Gibberellins in dark- and red-light-grown shoots of dwarf and tall cultivars of Pisum sativum: The quantification, metabolism and biological activity of gibberellins in Progress no. 9 and Alaska.

The stem growth in darkness or in continuous red light of two pea cultivars, Alaska (Le Le, tall) and Progress No. 9 (le le, dwarf), was measured for 13 d. The lengths of the first three internodes in dark-grown seedlings of the two cultivars were similar, substantiating previous literature reports that Progress No. 9 has a tall phenotype in the dark. The biological activity of gibberellin A20 (GA20), which is normally inactive in le le geno-types, was compared in darkness and in red light. Alaska seedlings, regardless of growing conditions, responded to GA20. Dark-grown seedlings of Progress No. 9 also responded to GA20, although red-light-grown seedlings did not. Gibberellin A1 was active in both cultivars, in both darkness and red light. The metabolism of [(13)C(3)H]GA20 has also been studied. In dark-grown shoots of Alaska and Progress No. 9 [(13)C(3)H]GA20 is converted to [(13)C(3)H]GA1, [(13)C(3)H]GA8, [(13)C]GA29, its 2α-epimer, and [(13)C(3)H]GA29-catabolite. [(13)C(3)H] Gibberellin A1 was a minor product which appeared to be rapidly turned over, so that in some feeds only its metabolite, [(13)C(3)H]GA8, was detected. However results do indicate that the tall growth habit of Progress No. 9 in the dark, and its ability to respond to GA20 in the dark may be related to its capacity to 3β-hydroxylate GA20 to give GA1. In red light the overall metabolism of [(13)C(3)H]GA20 was reduced in both cultivars.
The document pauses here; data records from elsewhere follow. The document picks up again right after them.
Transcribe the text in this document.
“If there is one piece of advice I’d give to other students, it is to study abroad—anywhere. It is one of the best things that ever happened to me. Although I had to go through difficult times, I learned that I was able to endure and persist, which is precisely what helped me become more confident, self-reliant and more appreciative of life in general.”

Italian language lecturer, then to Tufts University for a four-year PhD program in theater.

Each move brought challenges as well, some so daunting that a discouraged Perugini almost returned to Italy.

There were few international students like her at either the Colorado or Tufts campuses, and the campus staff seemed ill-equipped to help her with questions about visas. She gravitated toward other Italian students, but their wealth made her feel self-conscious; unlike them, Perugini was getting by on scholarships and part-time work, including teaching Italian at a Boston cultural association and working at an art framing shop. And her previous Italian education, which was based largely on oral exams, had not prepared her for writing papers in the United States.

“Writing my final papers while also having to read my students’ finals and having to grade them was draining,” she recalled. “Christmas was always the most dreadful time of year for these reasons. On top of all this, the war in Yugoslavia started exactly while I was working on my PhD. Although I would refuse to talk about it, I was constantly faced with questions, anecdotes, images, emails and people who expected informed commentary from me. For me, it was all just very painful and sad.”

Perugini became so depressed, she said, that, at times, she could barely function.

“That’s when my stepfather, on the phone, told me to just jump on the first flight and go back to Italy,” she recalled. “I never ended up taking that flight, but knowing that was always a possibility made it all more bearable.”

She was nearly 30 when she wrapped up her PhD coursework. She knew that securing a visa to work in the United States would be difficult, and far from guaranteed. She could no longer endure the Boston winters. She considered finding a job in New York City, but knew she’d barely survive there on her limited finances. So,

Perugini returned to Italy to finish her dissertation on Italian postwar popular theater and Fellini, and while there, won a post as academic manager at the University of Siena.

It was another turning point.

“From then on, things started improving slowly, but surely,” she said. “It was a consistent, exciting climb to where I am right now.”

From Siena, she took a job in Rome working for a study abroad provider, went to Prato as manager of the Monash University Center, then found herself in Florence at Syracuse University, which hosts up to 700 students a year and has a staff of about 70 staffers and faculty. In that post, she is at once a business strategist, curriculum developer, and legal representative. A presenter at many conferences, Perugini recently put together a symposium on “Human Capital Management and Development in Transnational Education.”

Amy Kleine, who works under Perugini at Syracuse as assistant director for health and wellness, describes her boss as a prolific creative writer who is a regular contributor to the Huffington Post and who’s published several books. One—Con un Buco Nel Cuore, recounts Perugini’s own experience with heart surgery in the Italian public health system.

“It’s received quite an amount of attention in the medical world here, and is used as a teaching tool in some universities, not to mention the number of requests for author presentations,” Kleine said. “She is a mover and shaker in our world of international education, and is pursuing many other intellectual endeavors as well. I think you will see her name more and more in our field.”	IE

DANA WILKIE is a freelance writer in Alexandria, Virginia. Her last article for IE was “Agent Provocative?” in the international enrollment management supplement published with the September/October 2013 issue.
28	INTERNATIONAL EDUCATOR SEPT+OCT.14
There is some evidence that 3β-hydroxylation of [(13)C(3)H]GA20 can occur in red light-grown Alaska seedlings, but no 3β-hydroxylated metabolites of [(13)C(3)H]GA20 were observed in red light-grown Progress. Thus the dwarf habit of Progress No. 9 in red light and its inability to respond to GA20 may be related, as in other dwarf genotypes, to its inability to 3β-hydroxylate GA20 to GA1. However identification and quantification of native GAs in both cultivars showed that red-light-grown Progress does contain native GA1. Thus the inability of red light-grown Progress No. 9 seedlings to respond to, and to 3β-hydroxylate, applied GA20 may be due to an effect of red light on uptake and compartmentation of GAs.